Imaginons pendant une minute que vous avez tous les pouvoirs, que changeriez-vous dans les conditions de détention et l'approche psychologique des détenus en prison ?
Bien évidemment plus de temps de psychologues, améliorer les conditions de détention qui sont tellement inacceptables au niveau de l’hygiène, de la promiscuité, du respect de la personne …. Ces conditions sont tellement mauvaises qu’au bout de très peu de temps, les personnes qui sont là se définissent comme victimes du milieu carcéral et finalement on leur fourni l’occasion de se plaindre de quelque chose et d’éviter de faire face à ce qu’ils ont fait ce qui est très dommageable et n’incite pas à une éventuelle remise en question.
Est-ce que vous pensez que le fait de se retrouver en milieu carcéral avec d’autres détenus ayant commis d’autres délits comme eux ou pire les confortent-ils dans leur position ?
L’institution pénitentiaire est particulièrement perverse, il y a un discours officiel et il y a la réalité. La loi n’est pas respectée, le respect de la personne n’est pas appliqué à l’intérieur de la prison pour de nombreuses raisons, dont la plus part sont matérielles (locaux vétustes, sous effectif en personnel, surpopulation). C’est un paradoxe inacceptable. Il y a par exemple des viols entre hommes dans les prisons et les premières victimes en sont les agresseurs sexuels. Ils sont là violés en toute impunité alors qu’ils purgent une peine sanctionnant précisément ce dont ils sont victimes. C’est un paradoxe très pervers.
Merci beaucoup d'avoir répondu à nos questions. Une dernière pour conclure : quels sont vos projets personnels ? Allez-vous continuer à exercer en prison ?
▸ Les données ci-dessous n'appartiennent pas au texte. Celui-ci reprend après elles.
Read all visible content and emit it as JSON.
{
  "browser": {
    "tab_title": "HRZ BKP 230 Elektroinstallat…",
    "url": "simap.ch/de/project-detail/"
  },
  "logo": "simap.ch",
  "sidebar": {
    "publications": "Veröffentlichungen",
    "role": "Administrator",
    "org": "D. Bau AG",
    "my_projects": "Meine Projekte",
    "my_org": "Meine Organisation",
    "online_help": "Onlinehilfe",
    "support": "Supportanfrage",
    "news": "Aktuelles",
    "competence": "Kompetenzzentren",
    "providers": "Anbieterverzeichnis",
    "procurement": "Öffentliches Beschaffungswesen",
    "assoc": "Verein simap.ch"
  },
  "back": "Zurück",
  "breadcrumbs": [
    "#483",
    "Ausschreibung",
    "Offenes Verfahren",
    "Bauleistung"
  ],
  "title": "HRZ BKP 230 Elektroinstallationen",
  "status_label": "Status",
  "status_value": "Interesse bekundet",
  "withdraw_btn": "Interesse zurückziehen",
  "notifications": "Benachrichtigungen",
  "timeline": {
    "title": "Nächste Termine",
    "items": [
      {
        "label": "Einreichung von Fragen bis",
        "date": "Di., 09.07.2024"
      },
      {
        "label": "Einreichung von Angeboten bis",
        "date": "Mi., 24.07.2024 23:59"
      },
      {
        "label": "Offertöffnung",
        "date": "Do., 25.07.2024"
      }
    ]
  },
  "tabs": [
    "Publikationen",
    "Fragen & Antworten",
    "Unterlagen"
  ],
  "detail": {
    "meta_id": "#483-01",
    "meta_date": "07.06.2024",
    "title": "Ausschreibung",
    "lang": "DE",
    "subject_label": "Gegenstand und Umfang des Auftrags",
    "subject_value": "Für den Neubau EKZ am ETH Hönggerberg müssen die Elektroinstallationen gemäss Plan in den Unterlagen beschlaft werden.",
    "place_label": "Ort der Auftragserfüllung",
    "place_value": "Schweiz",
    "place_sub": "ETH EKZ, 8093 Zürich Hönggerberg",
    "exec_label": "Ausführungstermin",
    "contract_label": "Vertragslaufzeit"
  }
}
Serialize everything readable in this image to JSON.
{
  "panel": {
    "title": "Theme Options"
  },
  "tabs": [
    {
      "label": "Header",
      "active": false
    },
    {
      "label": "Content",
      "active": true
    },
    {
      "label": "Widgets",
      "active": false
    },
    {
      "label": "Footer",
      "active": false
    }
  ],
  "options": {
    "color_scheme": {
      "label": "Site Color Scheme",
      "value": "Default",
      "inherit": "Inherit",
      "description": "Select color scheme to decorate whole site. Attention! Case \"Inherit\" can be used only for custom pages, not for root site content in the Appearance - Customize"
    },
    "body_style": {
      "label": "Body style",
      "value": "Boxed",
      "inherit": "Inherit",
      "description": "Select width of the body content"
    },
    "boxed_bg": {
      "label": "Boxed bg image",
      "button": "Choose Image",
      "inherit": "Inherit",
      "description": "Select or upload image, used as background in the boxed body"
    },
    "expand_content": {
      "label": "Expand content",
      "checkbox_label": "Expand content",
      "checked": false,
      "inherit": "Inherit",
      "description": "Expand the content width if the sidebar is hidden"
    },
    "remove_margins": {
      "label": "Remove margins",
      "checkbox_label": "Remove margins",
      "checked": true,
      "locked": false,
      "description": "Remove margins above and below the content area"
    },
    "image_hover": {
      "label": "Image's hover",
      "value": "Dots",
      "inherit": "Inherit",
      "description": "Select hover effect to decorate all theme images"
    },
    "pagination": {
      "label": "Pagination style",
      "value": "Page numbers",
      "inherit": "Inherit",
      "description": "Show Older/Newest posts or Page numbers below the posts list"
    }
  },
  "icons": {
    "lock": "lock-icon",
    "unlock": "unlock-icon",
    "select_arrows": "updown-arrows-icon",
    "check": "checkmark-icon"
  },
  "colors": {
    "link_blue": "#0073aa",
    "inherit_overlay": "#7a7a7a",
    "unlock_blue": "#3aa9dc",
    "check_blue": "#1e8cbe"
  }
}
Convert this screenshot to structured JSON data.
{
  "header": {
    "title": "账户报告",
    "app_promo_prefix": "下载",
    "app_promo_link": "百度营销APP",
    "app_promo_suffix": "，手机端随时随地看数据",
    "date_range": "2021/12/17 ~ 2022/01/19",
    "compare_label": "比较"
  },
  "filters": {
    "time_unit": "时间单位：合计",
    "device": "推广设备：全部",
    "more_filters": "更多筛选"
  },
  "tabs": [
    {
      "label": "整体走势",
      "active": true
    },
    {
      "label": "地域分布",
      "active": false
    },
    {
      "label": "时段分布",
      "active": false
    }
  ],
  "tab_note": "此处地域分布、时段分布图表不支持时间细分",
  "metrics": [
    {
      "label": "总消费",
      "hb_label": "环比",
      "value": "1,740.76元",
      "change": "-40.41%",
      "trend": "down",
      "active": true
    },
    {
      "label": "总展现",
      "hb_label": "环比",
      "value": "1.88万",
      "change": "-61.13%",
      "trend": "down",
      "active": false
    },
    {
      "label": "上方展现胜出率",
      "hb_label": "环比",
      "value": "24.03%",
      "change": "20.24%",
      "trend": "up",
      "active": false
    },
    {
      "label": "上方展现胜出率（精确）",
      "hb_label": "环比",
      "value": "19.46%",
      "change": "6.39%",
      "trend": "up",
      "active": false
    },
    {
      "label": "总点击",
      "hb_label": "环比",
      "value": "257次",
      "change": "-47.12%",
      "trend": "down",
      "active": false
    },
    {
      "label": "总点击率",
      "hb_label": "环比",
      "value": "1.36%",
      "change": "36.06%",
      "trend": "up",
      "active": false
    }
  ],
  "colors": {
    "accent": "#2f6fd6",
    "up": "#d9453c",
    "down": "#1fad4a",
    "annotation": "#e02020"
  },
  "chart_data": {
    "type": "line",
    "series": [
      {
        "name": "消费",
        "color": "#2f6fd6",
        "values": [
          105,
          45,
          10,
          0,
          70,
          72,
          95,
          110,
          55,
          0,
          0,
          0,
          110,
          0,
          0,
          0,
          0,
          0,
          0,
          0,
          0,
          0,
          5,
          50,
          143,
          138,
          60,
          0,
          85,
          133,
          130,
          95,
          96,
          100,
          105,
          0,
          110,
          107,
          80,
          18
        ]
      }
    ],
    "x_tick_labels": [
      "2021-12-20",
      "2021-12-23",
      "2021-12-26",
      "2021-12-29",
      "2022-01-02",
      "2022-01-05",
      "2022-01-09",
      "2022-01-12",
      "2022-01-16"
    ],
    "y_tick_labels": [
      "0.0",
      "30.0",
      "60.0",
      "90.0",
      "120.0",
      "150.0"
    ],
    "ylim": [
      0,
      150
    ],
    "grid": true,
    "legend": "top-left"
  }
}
Dans les conditions actuelles, il est très de frustrant de travailler en milieu carcéral, parce qu’on ne maîtrise rien, on commence un travail avec un détenu sans savoir si on pourra le poursuivre. On est soumis aux changements de maisons d’arrêts, et aux décisions de la justice qui ne s’inquiète pas quand elle transfère un prisonnier de savoir si il a entrepris des soins psychologiques. Tout est fractionné, voire clivé, entre les différentiels intervenants et on ne maîtrise ni l’avant ni l’après. Ce sont des conditions très particulières dans un milieu très particulier. C’est extrêmement intéressant au niveau de l’expérience clinique mais je ne pense pas que l’on puisse à long terme conserver la motivation et la spontanéité nécessaires et indispensables à tout travail à visée thérapeutique. Si je dispose de plus de temps à l’avenir, je ferais des expertises psychologiques en milieu carcéral.